Namun, apa yang menjadi atensi juang di secuil kelompok ini adalah hal sebaliknya. Membentuk sebuah pasukan bukan untuk memenangkan salah satu pihak atau kelompok, tapi hanya untuk menjadi abdi yang siap untuk menyapa orang-orang mulia yang akan hadir. Bukan untuk menjadi suatu pasukan ekslusif, tapi menjadi ”Bolodupak” demi lancarnya sebuah acara.
Ya, sebuah acara bertajuk Jambore Kebudayaan Panti Asuhan se-Jawa Tengah yang akan diselenggarakan oleh Forum LKSA (Lembaga Kesejahteraan Sosial Anak) pada tanggal 27-29 Oktober 2023 di Balkondes Desa Wringinputih, Borobudur, Magelang. Rencananya acara tersebut akan diikuti oleh ribuan anak-anak Panti Asuhan dari daerah Jawa Tengah dan sekitarnya.
Kebetulan yang menjadi ketua forum LKSA sendiri adalah salah satu penggiat awal (sesepuh) Maneges Qudroh Megelang, yang juga menjadi salah satu dari sebelas koordinator Maiyah, yakni saudara Eko Mulyono. Maka dari itu, dulur-dulur dari Maneges Qudroh secara suka rela siap tidak hanya untuk sekedar nyengkuyung, namun menjadi ”bolodupak”
Secara harfiah, bolodupak sendiri memiliki arti sebagai suatu pasukan yang siap untuk ditendang-tendang oleh atasan/pimpinannya. Dan yang menjadi penggerak hati dari dulur-dulur disini adalah kerelaan untuk menjadi apa saja demi anak-anak mulia yang akan hadir.
Meskipun dalam acara tersebut sudah banyak komunitas atau kelompok lain yang nyengkuyung, seperti FPRB dan LINMAS Desa Wringinputih, Guruh Merapi, TURKI, BPBD, TAGANA, dan juga Komunitas Toyota Kijang Kotak, justru menjadi suatu kesempatan untuk saling nepungke antar kelompok satu dengan yang lainnya.

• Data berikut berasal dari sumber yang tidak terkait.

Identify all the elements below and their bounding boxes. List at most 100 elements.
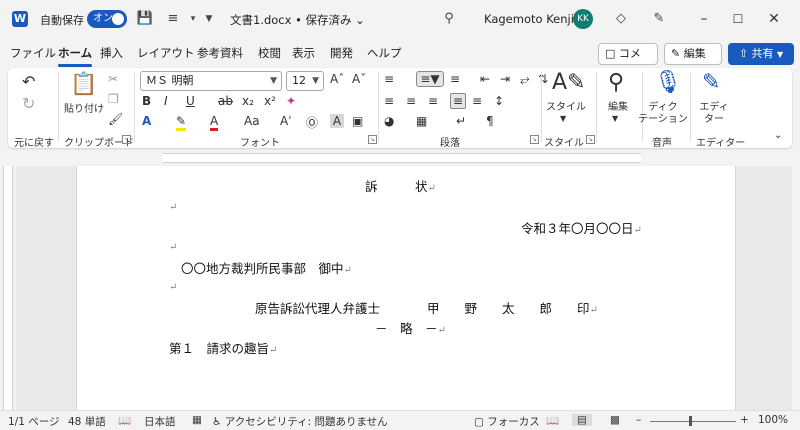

Mau tidak mau, suatu simpul dalam pandangan masyarakat umum tidaklah lebih dari suatu komunitas, sekalipun tidak pernah menasbihkan dirinya sebagai suatu komunitas. Pergerakan ini pun menjadi salah satu perwujudan, bahwa ini adalah suatu prosesi persembahan atas cinta yang dititipkan kepada khalayak umum ke depannya. Sebagai jawaban atas pertanyaan, tidak hanya berkumpul duduk-duduk ngopi, mikir dan wiridan saja. Dan saya sendiri meyakini kalau orang yang membuat pernyataan atau pertanyaan seperti itu, mesti kurang adoh dolane.

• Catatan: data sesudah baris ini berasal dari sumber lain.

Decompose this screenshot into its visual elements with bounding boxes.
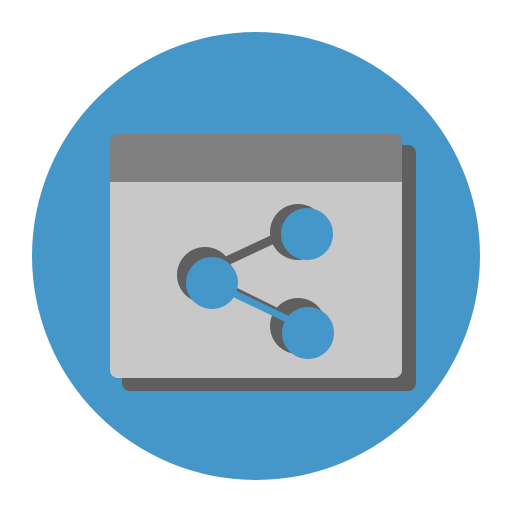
share-node-bottom: [282, 307, 334, 359]
window-titlebar: [110, 134, 402, 182]
share-window-icon: [32, 32, 480, 480]
share-node-left: [186, 257, 238, 309]
app-icon-canvas: [0, 0, 512, 512]
share-node-top: [281, 208, 333, 260]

Apalagi dalam konteks acara Jambore Kebudayaan ini, yang menjadi dasar langkah kami adalah pesan “innama turhamuna wa tunshoruna wa turzaquna bi dhuafaikum”. Bukan kepada yang kian diviral-viralkan dan dicitra-citrakan untuk memimpin bangsa, akan tetapi kepada yang dilemah-lemahkan, kepada anak-anak asuh yang tiap hari disuruh merasa yatim atau tak punya orang tua.
Kembali ke arena Bolodupak, melihat tandang giat yang dilakukan oleh dulur-dulur Maneges Qudroh selama dua hari ini, dari pagi hingga malam hari, yang silih berganti mengisi peran mencari pring untuk keperluan membuat toilet sementara dan mempersiapkan tandon air untuk keperluan selama acara berlagsung.
Di sisi lain, beberapa penggiat yang berbasis seni juga turut mendukung acara dengan mengakomodir latihan koor atau paduan suara dan juga turut mengisi pentas pada saat berlangsungnya acara. Sungguh menyenangkan, melihat gerak-gerak kecil bolodupak yang terpadu menjadi sebuah keindahan dan keharmonisan dalam ajang pentas yang tidak menguntungkan, tidak marketable, bahkan tidak laku di pasaran.